American author, editor, and anti-suffragist. Name variations: Mrs. Rossiter Johnson. Born Helen Louise Kendrick on January 4, 1844, in Hamilton, New York; died on January 3, 1917, in New York City; daughter of Asabel Kendrick and Anne Elizabeth (Hopkins) Kendrick; tutored at home; attended Oread Institute, Worcester, Massachusetts, 1863–1864; married Rossiter Johnson (a newspaper editor), in May 1869; children: two who died young, although she may have had others.

Selected works:

Roddy's Romance (1874); Tears for the Little Ones: A Collection of Poems and Passages Inspired by the Loss of Children (edited by Johnson, 1878); Our Familiar Songs and Those Who Made Them (1881); Illustrated Poems and Songs for Young People (edited by Johnson, 1884); Raleigh Westgate; or Epimenides in Maine (a novel, 1889); (with H. P. Smith) A Dictionary of Terms, Phrases, and Quotations (1895); Women and the Republic (articles and arguments against woman suffrage, 1897); (editor) Great Essays (1900); Mythology and Folk-Lore of the North American Indian (1908).

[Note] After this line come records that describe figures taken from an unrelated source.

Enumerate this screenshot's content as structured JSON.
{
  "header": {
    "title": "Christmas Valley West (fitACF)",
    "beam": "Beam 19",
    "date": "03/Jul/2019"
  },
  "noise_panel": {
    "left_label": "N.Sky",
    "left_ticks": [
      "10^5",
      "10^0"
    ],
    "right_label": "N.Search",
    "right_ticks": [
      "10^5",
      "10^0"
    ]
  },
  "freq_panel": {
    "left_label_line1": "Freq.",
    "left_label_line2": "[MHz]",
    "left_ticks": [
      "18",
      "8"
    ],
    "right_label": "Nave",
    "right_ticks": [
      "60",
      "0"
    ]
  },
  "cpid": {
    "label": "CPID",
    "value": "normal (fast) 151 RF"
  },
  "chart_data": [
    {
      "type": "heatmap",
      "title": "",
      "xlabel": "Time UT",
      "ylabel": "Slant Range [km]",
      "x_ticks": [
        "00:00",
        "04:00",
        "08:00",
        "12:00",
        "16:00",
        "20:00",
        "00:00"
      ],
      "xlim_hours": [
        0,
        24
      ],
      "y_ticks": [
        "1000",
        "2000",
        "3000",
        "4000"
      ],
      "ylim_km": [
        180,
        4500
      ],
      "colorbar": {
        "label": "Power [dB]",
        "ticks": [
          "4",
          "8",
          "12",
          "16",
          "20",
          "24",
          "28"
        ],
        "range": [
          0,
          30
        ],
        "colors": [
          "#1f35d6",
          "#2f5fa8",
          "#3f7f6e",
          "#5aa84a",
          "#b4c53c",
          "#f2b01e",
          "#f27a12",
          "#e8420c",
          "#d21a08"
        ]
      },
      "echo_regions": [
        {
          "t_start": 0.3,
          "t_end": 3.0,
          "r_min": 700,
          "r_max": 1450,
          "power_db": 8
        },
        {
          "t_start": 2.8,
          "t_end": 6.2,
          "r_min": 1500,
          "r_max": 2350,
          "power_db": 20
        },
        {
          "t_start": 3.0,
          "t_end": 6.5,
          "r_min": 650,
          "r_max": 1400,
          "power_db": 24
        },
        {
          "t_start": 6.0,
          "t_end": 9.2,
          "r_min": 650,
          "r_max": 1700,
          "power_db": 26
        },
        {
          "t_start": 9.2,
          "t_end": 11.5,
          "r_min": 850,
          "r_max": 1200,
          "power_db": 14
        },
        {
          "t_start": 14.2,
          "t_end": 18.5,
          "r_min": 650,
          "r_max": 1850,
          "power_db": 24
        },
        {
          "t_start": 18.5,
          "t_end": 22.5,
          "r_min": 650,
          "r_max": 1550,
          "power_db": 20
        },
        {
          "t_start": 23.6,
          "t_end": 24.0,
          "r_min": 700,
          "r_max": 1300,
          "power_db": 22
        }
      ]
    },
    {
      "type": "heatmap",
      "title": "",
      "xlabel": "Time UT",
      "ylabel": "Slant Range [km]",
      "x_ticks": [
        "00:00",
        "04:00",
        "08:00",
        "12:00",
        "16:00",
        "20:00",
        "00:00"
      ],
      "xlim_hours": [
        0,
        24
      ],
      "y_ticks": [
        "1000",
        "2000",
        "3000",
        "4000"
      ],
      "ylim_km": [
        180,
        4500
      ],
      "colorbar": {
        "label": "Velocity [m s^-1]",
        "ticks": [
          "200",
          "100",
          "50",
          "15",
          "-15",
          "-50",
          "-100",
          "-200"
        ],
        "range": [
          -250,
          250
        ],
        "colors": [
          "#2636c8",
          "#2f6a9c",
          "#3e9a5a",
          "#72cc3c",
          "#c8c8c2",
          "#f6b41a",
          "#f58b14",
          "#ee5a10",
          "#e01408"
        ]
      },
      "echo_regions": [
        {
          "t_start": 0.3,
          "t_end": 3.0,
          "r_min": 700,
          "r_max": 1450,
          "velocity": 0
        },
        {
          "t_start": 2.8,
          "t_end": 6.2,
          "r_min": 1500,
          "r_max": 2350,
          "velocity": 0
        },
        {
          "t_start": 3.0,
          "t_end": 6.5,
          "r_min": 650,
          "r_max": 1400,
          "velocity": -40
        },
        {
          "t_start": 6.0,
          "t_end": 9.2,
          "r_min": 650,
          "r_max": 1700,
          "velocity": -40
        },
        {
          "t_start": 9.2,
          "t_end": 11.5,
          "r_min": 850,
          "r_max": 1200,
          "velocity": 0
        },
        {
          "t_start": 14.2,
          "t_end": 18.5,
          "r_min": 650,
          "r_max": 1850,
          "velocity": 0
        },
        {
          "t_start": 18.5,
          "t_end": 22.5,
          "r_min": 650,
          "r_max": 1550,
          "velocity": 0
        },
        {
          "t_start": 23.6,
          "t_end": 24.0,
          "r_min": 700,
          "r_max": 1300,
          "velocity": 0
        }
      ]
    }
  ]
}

Born in 1844, in Hamilton, New York, and raised there and in Rochester and Clinton, New York, Helen Kendrick Johnson was tutored by her father, a professor of Greek, and spent a year at Oread Institute in Worcester, Massachusetts. She married journalist Rossiter Johnson in 1869, and the couple settled in Concord, New Hampshire, where he edited the New Hampshire Statesman until 1873. They then moved to New York City.

Johnson's earliest works were a series of children's stories, the "Roddy" books, followed by Tears for the Little Ones, written after the death of her first two children to ease her own grief and to help other parents in a similar situation. Other books for children followed, including Our Familiar Songs and Those Who Made Them (1881), a collection of ancient and current ballads that remained in print for a long time, and her six-volume collection of epigrams known as the "Nutshell" series (1884), published under the titles: Philosophy, Wisdom, Sentiments, Proverbs, Wit and Humor, Epigram and Epitaph. These were subsequently published in a single volume, Short Sayings of Famous Men (1884).

During her tenure as editor of the American Woman's Journal from 1894 to 1896, Johnson became active in the suffrage movement. However, she later changed her position and became an outspoken anti-suffragist. A collection of her articles and arguments against suffrage, Women and the Republic, published in 1897, was harshly attacked. Johnson rejected the arguments concerning women's equality with men on the grounds that women were already superior. Johnson also contributed to Appleton's Annual Cyclopaedia, which her husband edited from 1883 to 1902. Her last work centered on Indian folklore. Helen Kendrick Johnson died in New York City on January 3, 1917.

sources:

Mainiero, Lina, ed. American Women Writers. NY: Frederick Ungar, 1980.

McHenry, Robert, ed. Famous American Women. NY: Dover, 1983.